Also known as the father of theoretical computer science and artificial intelligence, Alan Turing was an England-based mathematician, computer scientist, logician, cryptanalyst, philosopher, and theoretical biologist. Alan Turing was intelligent by birth and showed signs of genius.
He attended a day school at the age of 6. School staff including the headmistress admitted his early talent and accepted the extraordinary traits he had.
Tiring enrolled in Sherborne, a boarding school. As soon as the term began, 1926 General Strike, a strike to prevent wage reductions and worsening conditions for locked-out coal miners, took place. But he was so determined to attend the school that he rode his bicycle, alone and covered a distance of 92 km.
In Sherborne, he faced difficulties, as he was more interested in mathematics and physics, but teachers at his school wanted him to study and focus on classics, saying it is necessary to be ‘educated. Still, he continued to study, focusing more on mathematics and physics.
He could solve advanced problems without even studying elementary calculus. During this period, he encountered the death of his only friend, Christopher Morcom, which caused him great sorrow. He overcame that grief by working hard on that part of mathematics and physics that he used to study with his friend.
Alan Turing enrolled in King’s College, Cambridge, and received first-class honours in mathematics.
Alan Turing became the leading member in the cracking of German ciphers at Bletchley Park, the principal center of Allied code-breaking during the Second World War.
Asa Briggs, a historian, and wartime codebreaker suggested that only a genius can work at Bletchley and Turing is one of them.
Alan Turing started working part-time with the British code-breaking committee, Government Code and Cypher School (GC&CS) and worked side by side with Dilly Knox, a senior code-breaker at GC&CS.
Turing specified an electromechanical machine, the bombe, which was more efficient than the Polish bomba kryptologiczna, and it could break the Enigma code more effectively. He achieved this within a few weeks after his arrival at Bletchley Park.
Although they could crack all the signals, Turing and other cryptanalysts working with him faced problems in translating all the signals because of limited staff and bombs.
They wrote a letter to Winston Churchill, who was serving as the president at that time, explaining to him the situation and demanding their requirements to be fulfilled. They received an instant response and their requirements were given extreme priority.
As soon as all their demands were met, they began working hard and by the end of the war, they had developed more than 200 bombes, which were being operated.
Alan Turing’s work shortened the war by two years in Europe and saved more than 14 million lives.

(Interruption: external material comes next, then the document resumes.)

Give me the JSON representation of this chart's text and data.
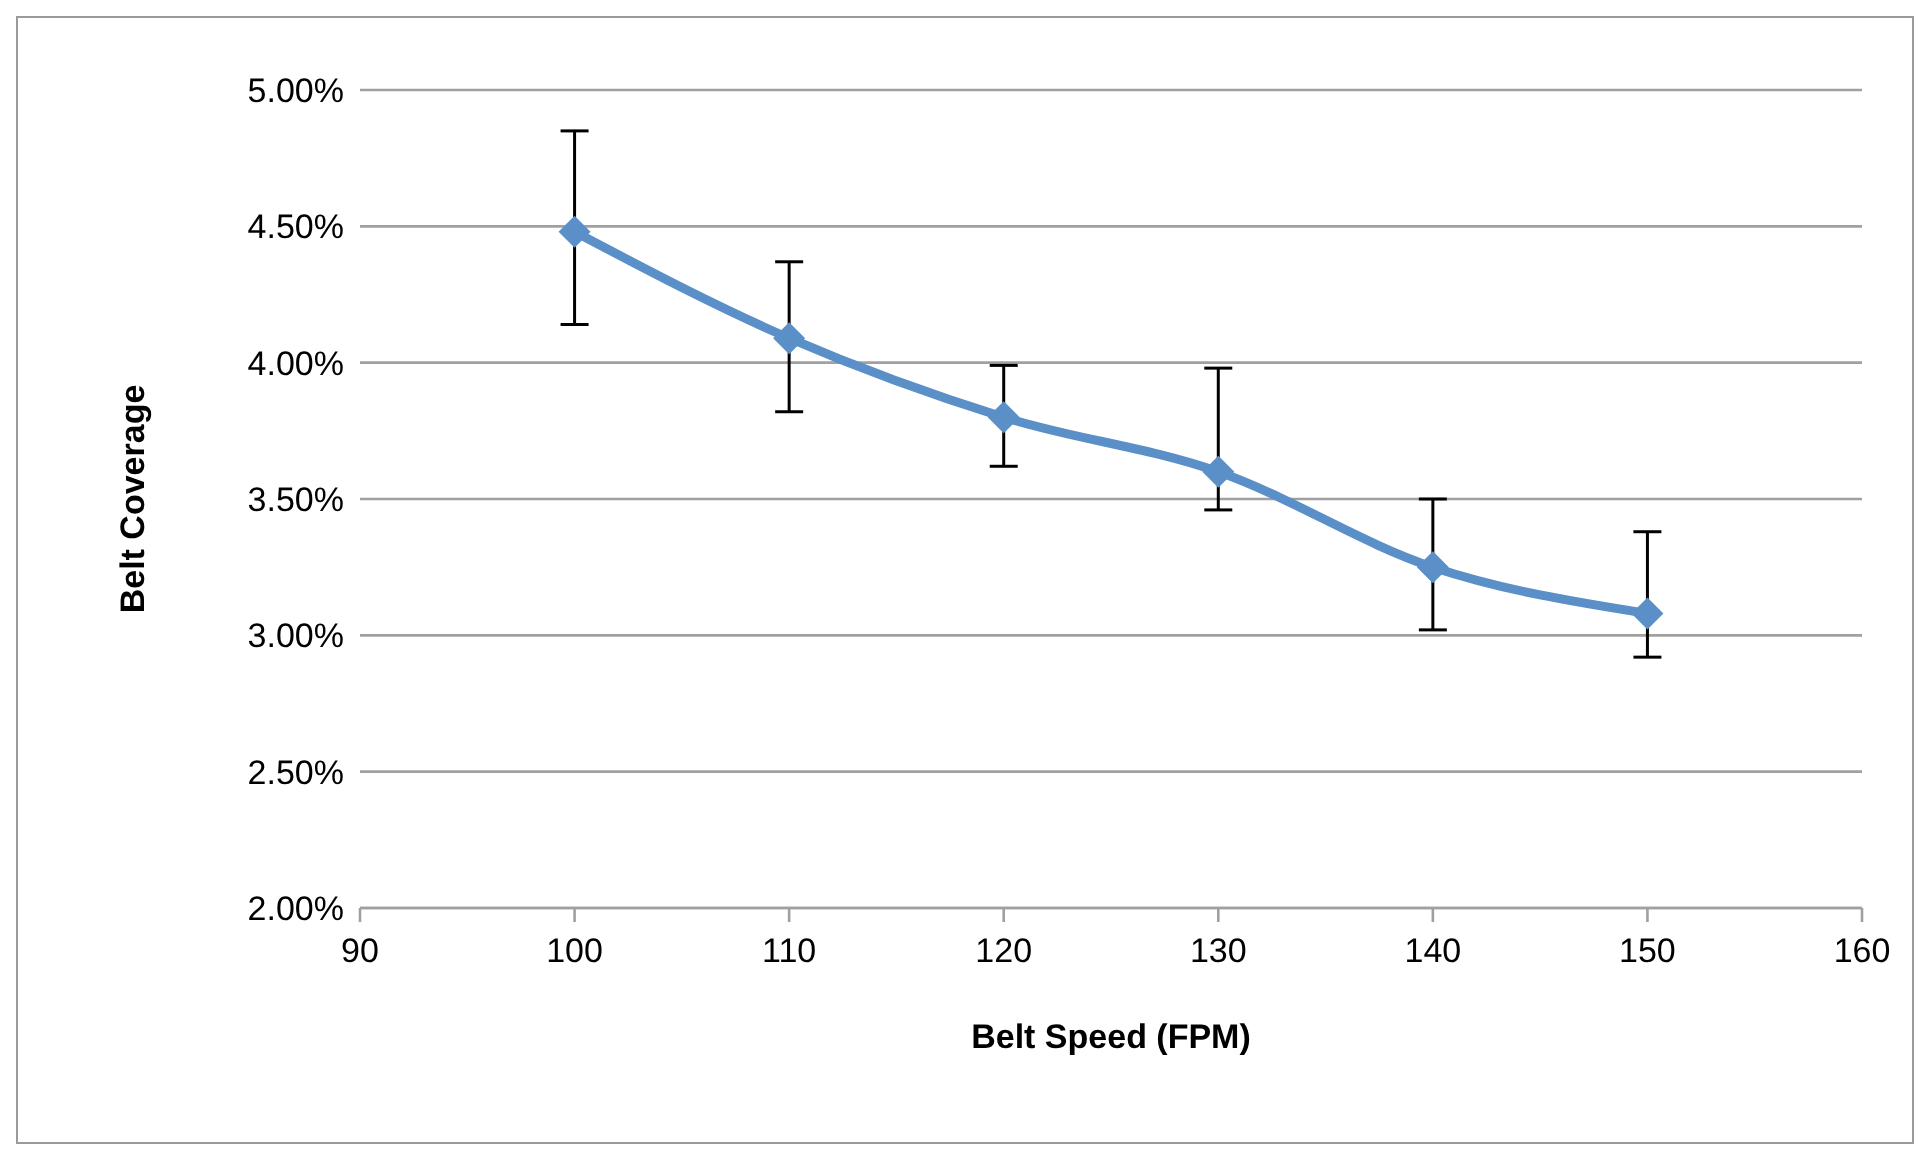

After the war, Turing was employed at the National Physical Laboratory and designed the Automatic Computing Engine (ACE). Later he worked at the Victoria University of Manchester and developed Manchester computers.
Turing was never completely perceived in his home country during his lifetime since a lot of his work was covered by the Official Secrets Act.
He was prosecuted for homosexual acts. He was given chemical castration treatment. He died before turning 42, from cyanide poisoning. People suspect that it was a suicide and some say it was accidental poisoning.